CSCI E-108
Data Mining, Discovery, and Exploration
Extracting actionable insights and relationships from massive complex data sets is the domain of data mining.
Data mining has wide-ranging applications in science and technology, where data-set size defies use of algorithms commonly applied at small scale.
This course addresses several key aspects of data mining, including the use of key-value pairs and hashing methods to manage and compute analytics for massive scale datasets; highly scalable approximate similarity search and embedding algorithms for information retrieval, as used in retrieval-augmented generation (RAG) algorithms, web search, image search, and recommendation systems; algorithms for ranking search and recommendation results; highly memory-efficient sketch algorithms for infinite sized data, such as streaming data and online processing of massive datasets; unsupervised learning, including clustering models and dimensionality reduction algorithms, for finding and exploring relationships in massive complex datasets; and graph representations and algorithms for search and social network analysis.
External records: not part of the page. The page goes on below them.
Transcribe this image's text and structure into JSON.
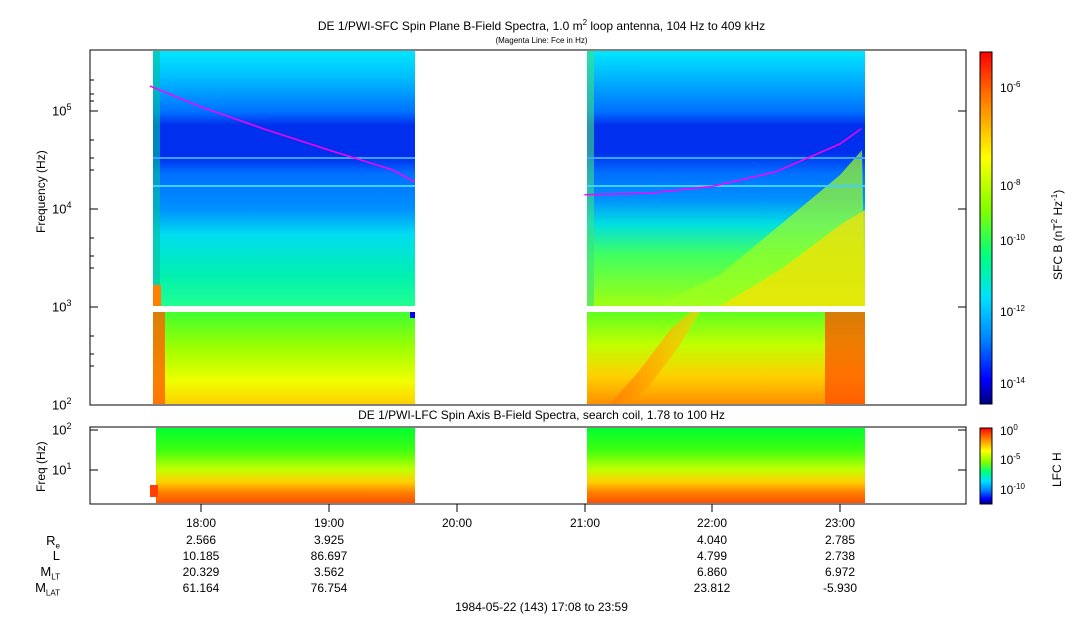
{
  "chart_data": [
    {
      "type": "heatmap",
      "title_prefix": "DE 1/PWI-SFC  Spin Plane B-Field Spectra, 1.0 m",
      "title_sup": "2",
      "title_suffix": " loop antenna, 104 Hz to 409 kHz",
      "subtitle": "(Magenta Line: Fce in Hz)",
      "ylabel": "Frequency (Hz)",
      "yscale": "log",
      "ylim": [
        100,
        409000
      ],
      "ytick_base": "10",
      "ytick_exponents": [
        "2",
        "3",
        "4",
        "5"
      ],
      "colorbar_label_prefix": "SFC B (nT",
      "colorbar_label_sup1": "2",
      "colorbar_label_mid": " Hz",
      "colorbar_label_sup2": "-1",
      "colorbar_label_suffix": ")",
      "colorbar_exponents": [
        "-6",
        "-8",
        "-10",
        "-12",
        "-14"
      ],
      "data_intervals": [
        [
          "17:36",
          "19:40"
        ],
        [
          "21:00",
          "23:10"
        ]
      ],
      "series": [
        {
          "segment": "17:36-19:40",
          "x": [
            "17:36",
            "18:00",
            "18:30",
            "19:00",
            "19:30",
            "19:40"
          ],
          "y": [
            180000,
            110000,
            65000,
            40000,
            25000,
            19000
          ]
        },
        {
          "segment": "21:00-23:10",
          "x": [
            "21:00",
            "21:30",
            "22:00",
            "22:30",
            "23:00",
            "23:10"
          ],
          "y": [
            14000,
            14500,
            17000,
            24000,
            46000,
            66000
          ]
        }
      ]
    },
    {
      "type": "heatmap",
      "title": "DE 1/PWI-LFC  Spin Axis B-Field Spectra, search coil, 1.78 to 100 Hz",
      "ylabel": "Freq (Hz)",
      "yscale": "log",
      "ylim": [
        1.78,
        100
      ],
      "ytick_base": "10",
      "ytick_exponents": [
        "2",
        "1"
      ],
      "colorbar_label": "LFC H",
      "colorbar_exponents": [
        "0",
        "-5",
        "-10"
      ],
      "data_intervals": [
        [
          "17:36",
          "19:40"
        ],
        [
          "21:00",
          "23:10"
        ]
      ]
    }
  ],
  "xaxis": {
    "ticks": [
      "18:00",
      "19:00",
      "20:00",
      "21:00",
      "22:00",
      "23:00"
    ]
  },
  "ephemeris": {
    "labels": [
      {
        "main": "R",
        "sub": "e"
      },
      {
        "main": "L",
        "sub": ""
      },
      {
        "main": "M",
        "sub": "LT"
      },
      {
        "main": "M",
        "sub": "LAT"
      }
    ],
    "columns": [
      {
        "time": "18:00",
        "values": [
          "2.566",
          "10.185",
          "20.329",
          "61.164"
        ]
      },
      {
        "time": "19:00",
        "values": [
          "3.925",
          "86.697",
          "3.562",
          "76.754"
        ]
      },
      {
        "time": "22:00",
        "values": [
          "4.040",
          "4.799",
          "6.860",
          "23.812"
        ]
      },
      {
        "time": "23:00",
        "values": [
          "2.785",
          "2.738",
          "6.972",
          "-5.930"
        ]
      }
    ]
  },
  "footer": "1984-05-22 (143) 17:08 to 23:59",
  "colors": {
    "colormap": [
      "#00007f",
      "#0000ff",
      "#0080ff",
      "#00e0ff",
      "#00ff80",
      "#80ff00",
      "#ffff00",
      "#ff8000",
      "#ff0000"
    ],
    "fce_line": "#ff00ff",
    "background": "#ffffff"
  }
}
The course comprises readings and lectures on theory along with hands-on exercises and projects where students apply the theory through Python coding and interpretation of results.
The hands-on component of the course uses a variety of libraries in the Python language, Scikit-Learn, NetworkX, FAISS, and deep learning platforms and packages.
Students enrolled for graduate credit are required to perform, present, and report on an independent project.
This project must demonstrate a mastery of methods covered in the course as applied to a suitable real-world data set.
Students may not take both CSCI E-96 and CSCI E-108 for degree or certificate credit.